A common refrain among those advocating for more of us to get our collective asses into the weight section is that resistance training will “improve body composition,” a euphemism for “make you look hotter.” It’s a reminder that often the cardio vs. weights debate is as much about aesthetics as anything else. Indeed, if you have specific fitness goals, whether it’s to acquire a certain physique or run your fastest marathon, it should be pretty clear which form of exercise you need to prioritize.

But what about when we consider the question from a general health standpoint?

Which Is Healthier: Cardio or Strength Training?

Professor Duck-Chul Lee is the director of the Physical Activity and Weight Management Research Center at the University of Pittsburgh, and the author of many papers on exercise and long-term health. Earlier this year, he co-authored a study comparing how different kinds of exercise help mitigate risk factors for cardiovascular disease (CVD). The study, published in the European Heart Journal, looked at 406 adults (53 percent women) between the ages of 35 and 70, all of whom were either overweight or had high blood pressure. Participants were divided into groups doing one of the following three times a week over the course of one year: one hour of resistance training; one hour of aerobic training; 30 minutes of resistance training and 30 minutes of aerobic training; or no training at all. After one year, only the groups who had done aerobic-only or aerobic and resistance training showed an improvement in their composite CVD risk-profile, compared to the no-exercise group.

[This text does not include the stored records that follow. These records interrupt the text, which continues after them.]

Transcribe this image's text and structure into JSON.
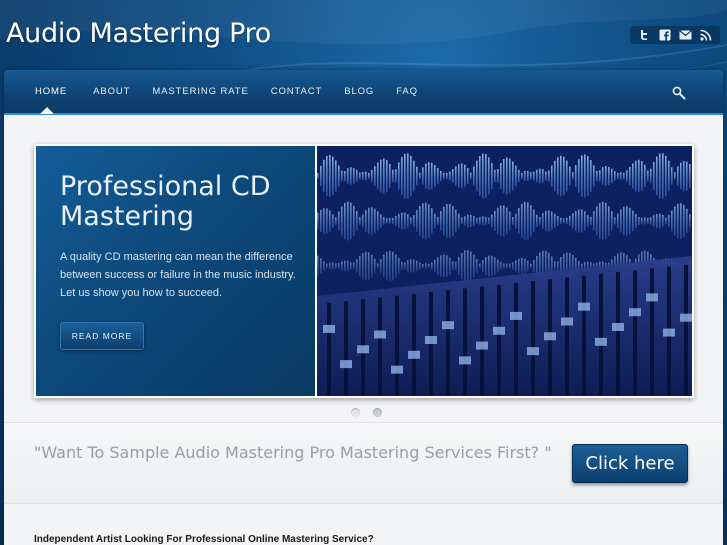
{
  "site": {
    "title": "Audio Mastering Pro"
  },
  "social": [
    {
      "icon": "twitter-icon"
    },
    {
      "icon": "facebook-icon"
    },
    {
      "icon": "email-icon"
    },
    {
      "icon": "rss-icon"
    }
  ],
  "nav": {
    "items": [
      {
        "label": "HOME",
        "active": true
      },
      {
        "label": "ABOUT"
      },
      {
        "label": "MASTERING RATE"
      },
      {
        "label": "CONTACT"
      },
      {
        "label": "BLOG"
      },
      {
        "label": "FAQ"
      }
    ],
    "search_icon": "search-icon"
  },
  "slider": {
    "title": "Professional CD Mastering",
    "description": "A quality CD mastering can mean the difference between success or failure in the music industry. Let us show you how to succeed.",
    "read_more_label": "READ MORE",
    "image": "waveform-mixing-console-image",
    "dots": 2
  },
  "cta": {
    "text": "\"Want To Sample Audio Mastering Pro Mastering Services First? \"",
    "button_label": "Click here"
  },
  "content": {
    "heading": "Independent Artist Looking For Professional Online Mastering Service?"
  },
  "colors": {
    "brand_blue": "#0e4475",
    "accent": "#2b8bd4",
    "page_bg": "#f3f4f6"
  }
}
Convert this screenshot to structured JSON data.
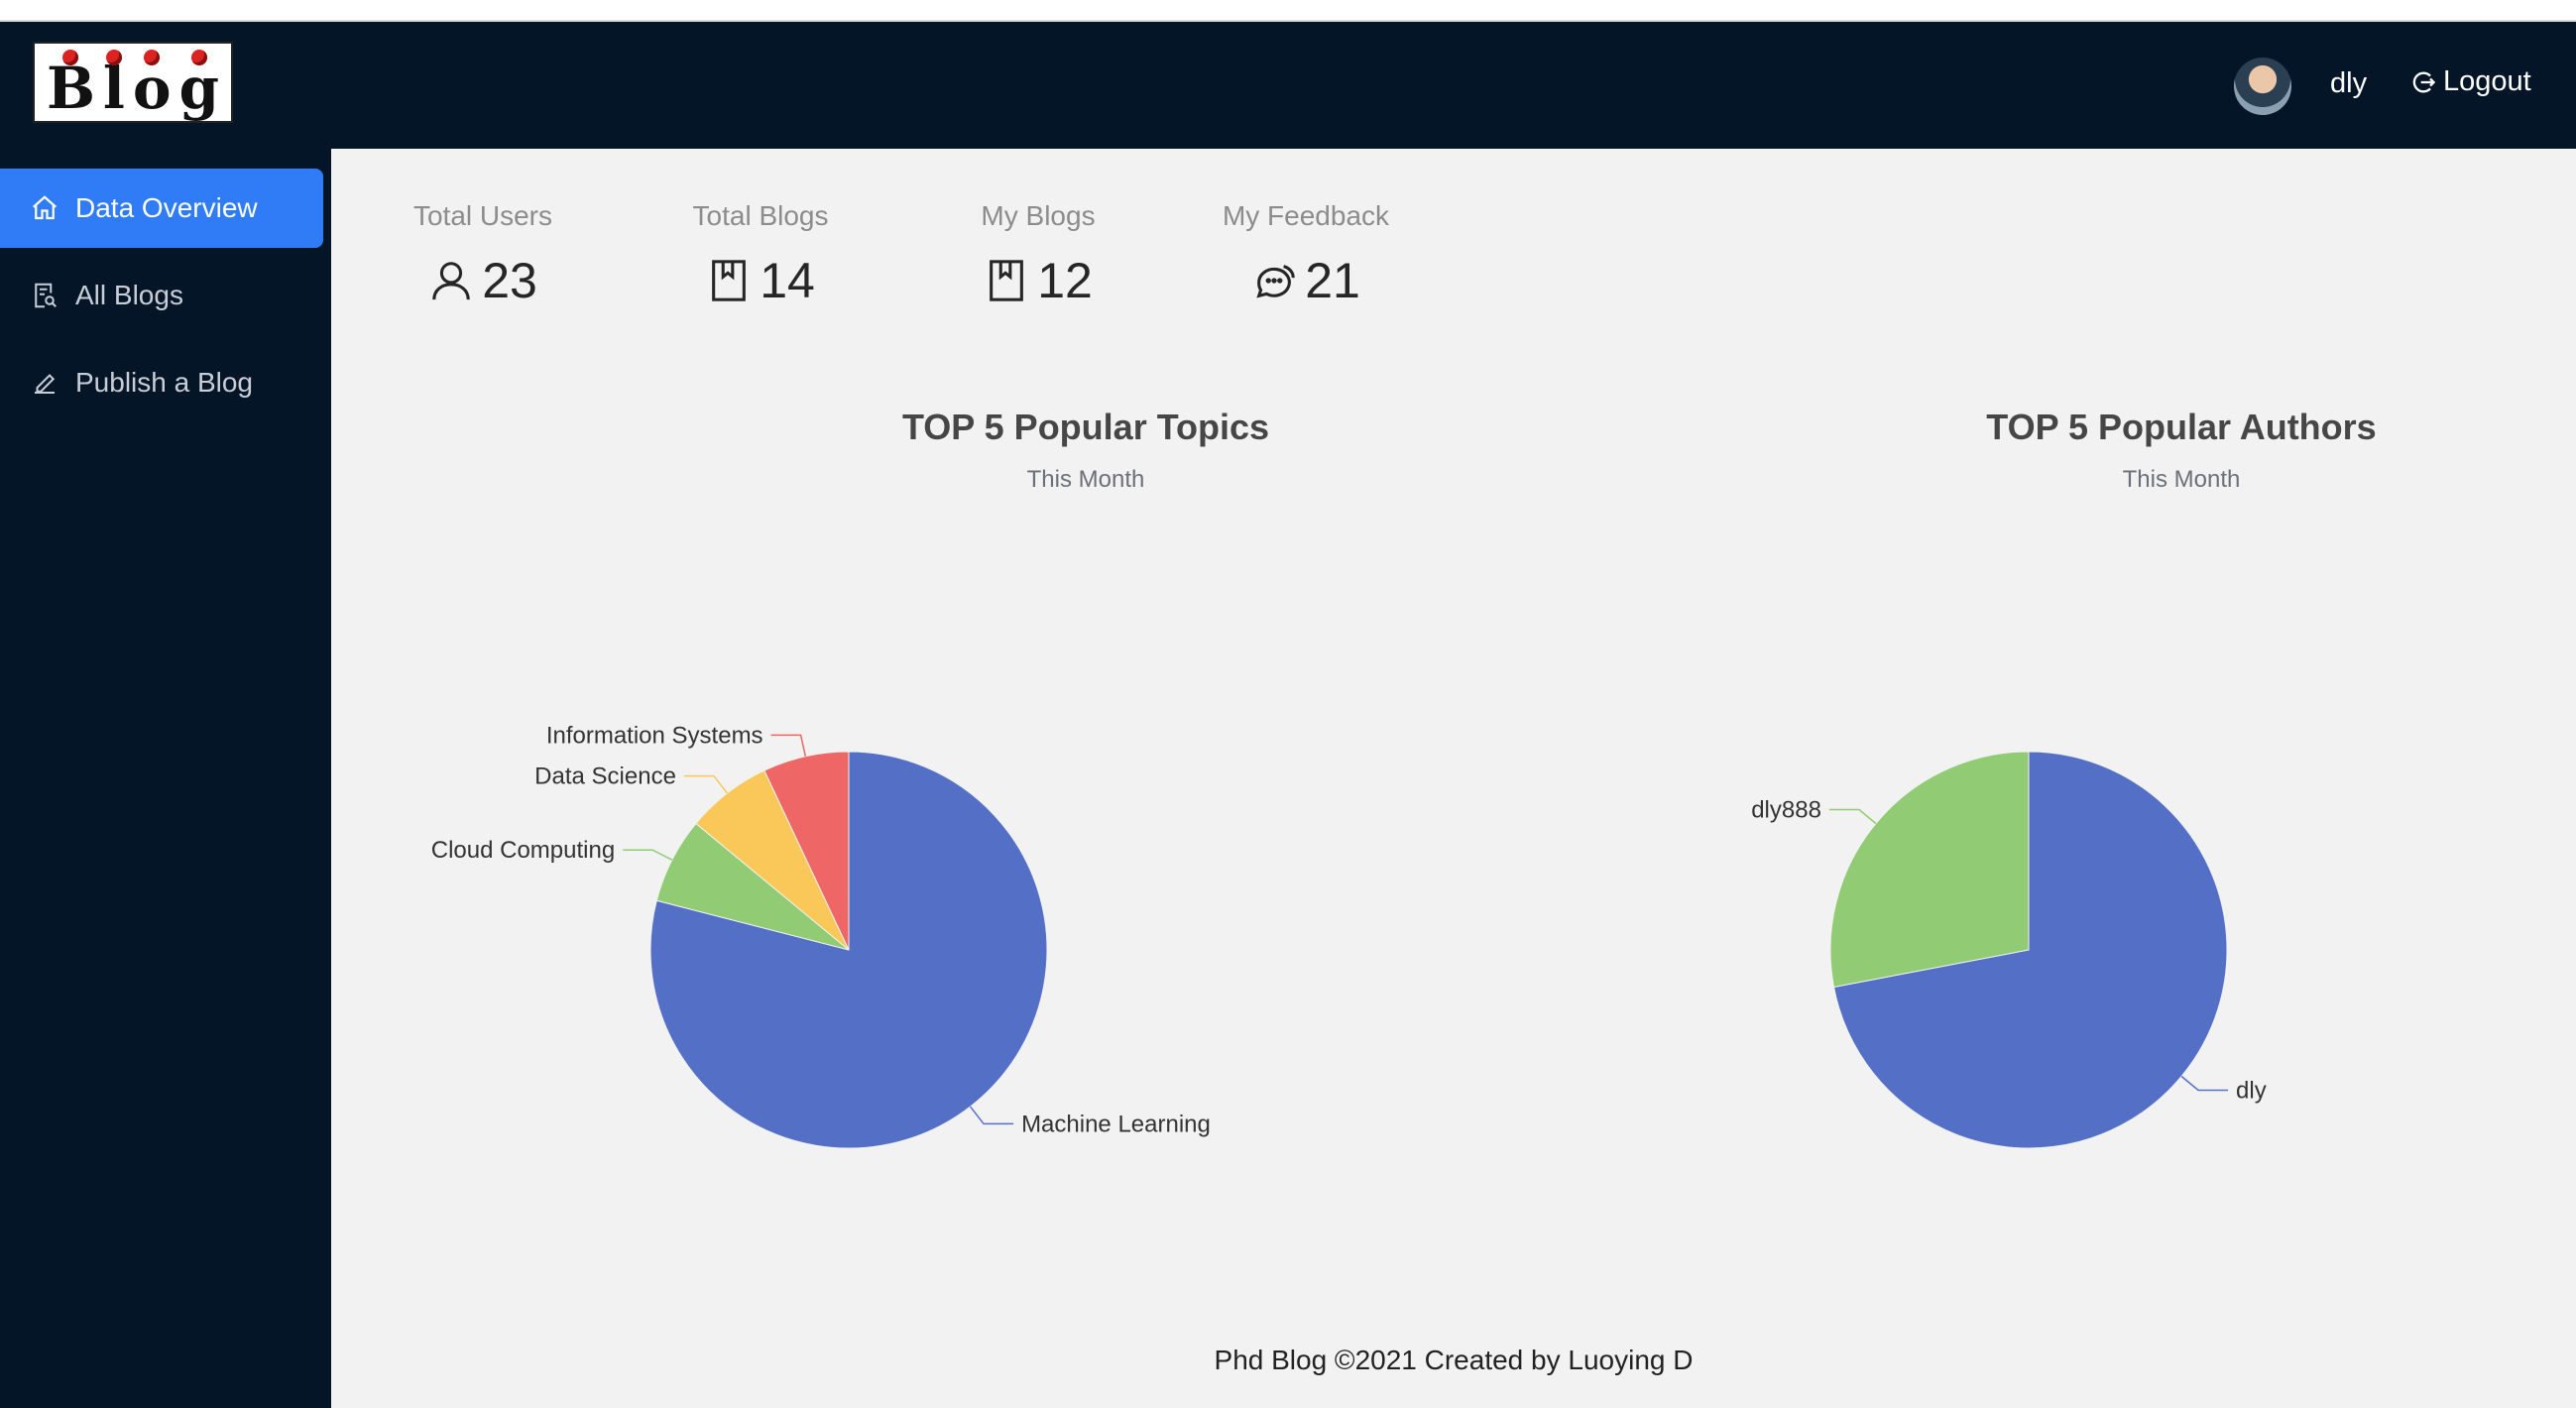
{
  "header": {
    "logo_text": "Blog",
    "username": "dly",
    "logout_label": "Logout"
  },
  "sidebar": {
    "items": [
      {
        "label": "Data Overview",
        "icon": "home-icon",
        "active": true
      },
      {
        "label": "All Blogs",
        "icon": "document-search-icon",
        "active": false
      },
      {
        "label": "Publish a Blog",
        "icon": "edit-pen-icon",
        "active": false
      }
    ]
  },
  "stats": [
    {
      "label": "Total Users",
      "value": "23",
      "icon": "user-icon"
    },
    {
      "label": "Total Blogs",
      "value": "14",
      "icon": "book-icon"
    },
    {
      "label": "My Blogs",
      "value": "12",
      "icon": "book-icon"
    },
    {
      "label": "My Feedback",
      "value": "21",
      "icon": "chat-bubbles-icon"
    }
  ],
  "colors": {
    "header_bg": "#051528",
    "sidebar_active": "#2f7cf6",
    "pie_blue": "#5470c6",
    "pie_green": "#91cc75",
    "pie_yellow": "#fac858",
    "pie_red": "#ee6666"
  },
  "chart_data": [
    {
      "type": "pie",
      "title": "TOP 5 Popular Topics",
      "subtitle": "This Month",
      "categories": [
        "Machine Learning",
        "Cloud Computing",
        "Data Science",
        "Information Systems"
      ],
      "values": [
        79,
        7,
        7,
        7
      ]
    },
    {
      "type": "pie",
      "title": "TOP 5 Popular Authors",
      "subtitle": "This Month",
      "categories": [
        "dly",
        "dly888"
      ],
      "values": [
        72,
        28
      ]
    }
  ],
  "footer": {
    "text": "Phd Blog ©2021 Created by Luoying D"
  }
}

However, while the CVD-related benefits for those who focused exclusively on aerobic exercise and those who couple it with strength training were almost identical, the latter group also showed additional improvement in metrics like lean body mass. “The message that I wanted to deliver from that study was that if people switch half of their cardio with resistance training, they get the same magnitude of benefits to reduce CVD risk factors, but they get extra benefits like increased strength and muscle mass,” Lee says.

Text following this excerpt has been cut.